We have a farmers market at a local pub so nice and relaxed, which they're finishing off with a fun dog show so I'll be taking the dogs up for a nice pub lunch followed by the waggiest tail comp.


----------



## DizziSquirrel (Feb 15, 2005)

I am Catching up on all my FF stuff and uploading pictures from the meet, while doing some washing 
and DH decorates the hall stairs and landing.
Then Later I will go on my wii and watch some TV before bed


----------



## *Kim* (May 5, 2002)

Well at the moment i am mopping the floors while paul has took Joe for a walk. 

Kimx x


----------



## Sue MJ (May 4, 2002)

looking after sick people! Such fun


----------



## ♥MillyMax♥ (Nov 21, 2005)

No Bank Hols here, we had one last Thurs but unfortunately DH had to work, but we have another one next Monday, so today I am doing the domestic thing!            

Jx


----------



## Damelottie (Jul 26, 2005)

Not much here - still feel all ears/sinus/headache  . Not even dressed yes but eating a fab bar of chocolate that Carole bought me on Saturday - Mmmmmmmmmmmm.

A date is coming round at 4ish and we're off out for dinner later. I really can't be bothered but can't really cancel him again! I don't think I'll see him again though - think my lack of enthusiasm is telling my something.

Have also been 'surfing' for a camera like Dizzi's


----------



## girlie (Jan 17, 2007)

Dh has been doing the garden, although he's snoring in the chair now!!   

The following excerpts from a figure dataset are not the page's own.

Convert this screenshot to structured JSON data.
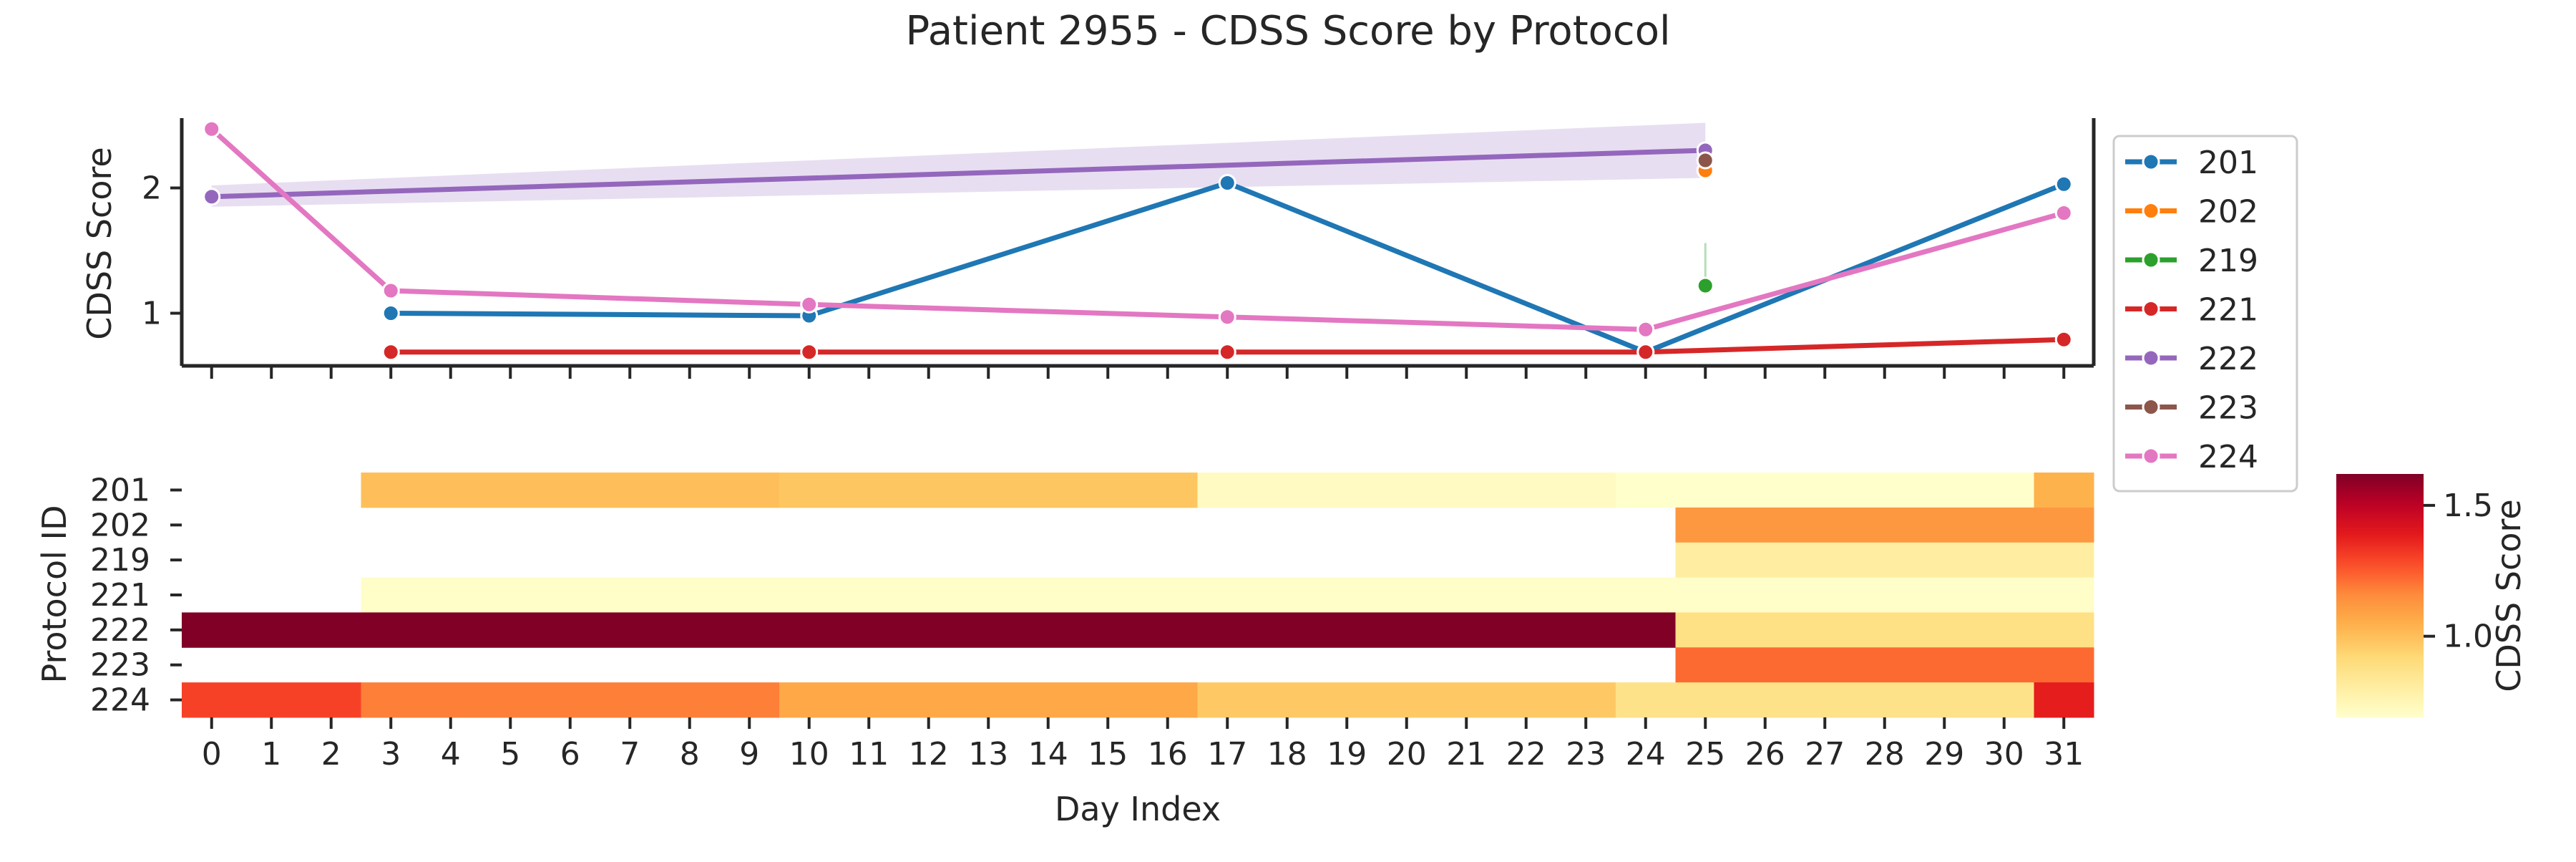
{
  "chart_data": {
    "title": "Patient 2955 - CDSS Score by Protocol",
    "colors": {
      "201": "#1f77b4",
      "202": "#ff7f0e",
      "219": "#2ca02c",
      "221": "#d62728",
      "222": "#9467bd",
      "223": "#8c564b",
      "224": "#e377c2"
    },
    "line_plot": {
      "type": "line",
      "ylabel": "CDSS Score",
      "xlim": [
        0,
        31
      ],
      "ylim": [
        0.58,
        2.7
      ],
      "yticks": [
        "1",
        "2"
      ],
      "series": [
        {
          "name": "201",
          "x": [
            3,
            10,
            17,
            24,
            31
          ],
          "y": [
            1.0,
            0.98,
            2.04,
            0.69,
            2.03
          ]
        },
        {
          "name": "202",
          "x": [
            25
          ],
          "y": [
            2.14
          ]
        },
        {
          "name": "219",
          "x": [
            25
          ],
          "y": [
            1.22
          ]
        },
        {
          "name": "221",
          "x": [
            3,
            10,
            17,
            24,
            31
          ],
          "y": [
            0.69,
            0.69,
            0.69,
            0.69,
            0.79
          ]
        },
        {
          "name": "222",
          "x": [
            0,
            25
          ],
          "y": [
            1.93,
            2.3
          ],
          "band_low": [
            1.85,
            2.08
          ],
          "band_high": [
            2.02,
            2.52
          ]
        },
        {
          "name": "223",
          "x": [
            25
          ],
          "y": [
            2.22
          ]
        },
        {
          "name": "224",
          "x": [
            0,
            3,
            10,
            17,
            24,
            31
          ],
          "y": [
            2.47,
            1.18,
            1.07,
            0.97,
            0.87,
            1.8
          ]
        }
      ],
      "legend": {
        "placement": "outside-right",
        "entries": [
          "201",
          "202",
          "219",
          "221",
          "222",
          "223",
          "224"
        ]
      }
    },
    "heatmap": {
      "type": "heatmap",
      "xlabel": "Day Index",
      "ylabel": "Protocol ID",
      "x_ticks": [
        "0",
        "1",
        "2",
        "3",
        "4",
        "5",
        "6",
        "7",
        "8",
        "9",
        "10",
        "11",
        "12",
        "13",
        "14",
        "15",
        "16",
        "17",
        "18",
        "19",
        "20",
        "21",
        "22",
        "23",
        "24",
        "25",
        "26",
        "27",
        "28",
        "29",
        "30",
        "31"
      ],
      "rows": [
        "201",
        "202",
        "219",
        "221",
        "222",
        "223",
        "224"
      ],
      "segments": [
        [
          {
            "from": 3,
            "to": 9,
            "value": 1.0
          },
          {
            "from": 10,
            "to": 16,
            "value": 0.98
          },
          {
            "from": 17,
            "to": 23,
            "value": 0.72
          },
          {
            "from": 24,
            "to": 30,
            "value": 0.69
          },
          {
            "from": 31,
            "to": 31,
            "value": 1.04
          }
        ],
        [
          {
            "from": 25,
            "to": 31,
            "value": 1.12
          }
        ],
        [
          {
            "from": 25,
            "to": 31,
            "value": 0.8
          }
        ],
        [
          {
            "from": 3,
            "to": 31,
            "value": 0.7
          }
        ],
        [
          {
            "from": 0,
            "to": 24,
            "value": 1.62
          },
          {
            "from": 25,
            "to": 31,
            "value": 0.88
          }
        ],
        [
          {
            "from": 25,
            "to": 31,
            "value": 1.22
          }
        ],
        [
          {
            "from": 0,
            "to": 2,
            "value": 1.3
          },
          {
            "from": 3,
            "to": 9,
            "value": 1.18
          },
          {
            "from": 10,
            "to": 16,
            "value": 1.07
          },
          {
            "from": 17,
            "to": 23,
            "value": 0.97
          },
          {
            "from": 24,
            "to": 30,
            "value": 0.87
          },
          {
            "from": 31,
            "to": 31,
            "value": 1.38
          }
        ]
      ],
      "colorbar": {
        "label": "CDSS Score",
        "range": [
          0.69,
          1.62
        ],
        "ticks": [
          {
            "value": 1.0,
            "label": "1.0"
          },
          {
            "value": 1.5,
            "label": "1.5"
          }
        ],
        "colormap": "YlOrRd"
      }
    }
  }
}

Ive been washing and pottering around, going to take Guiness out for a walk later with my mum and dad's new dog!


----------



## cleg (Jun 27, 2006)

i have spent the weekend in my PJ's   sad i know but have caught up on some well needed sleep plus DP has worked all w'end + nights tonight so havent been able to go anywhere, have got all me washing done though  

whatever you have on hope you have had a good one  

xxx


----------



## Wraakgodin (Jun 17, 2006)

Not a bank holiday here!!!  

Sue


----------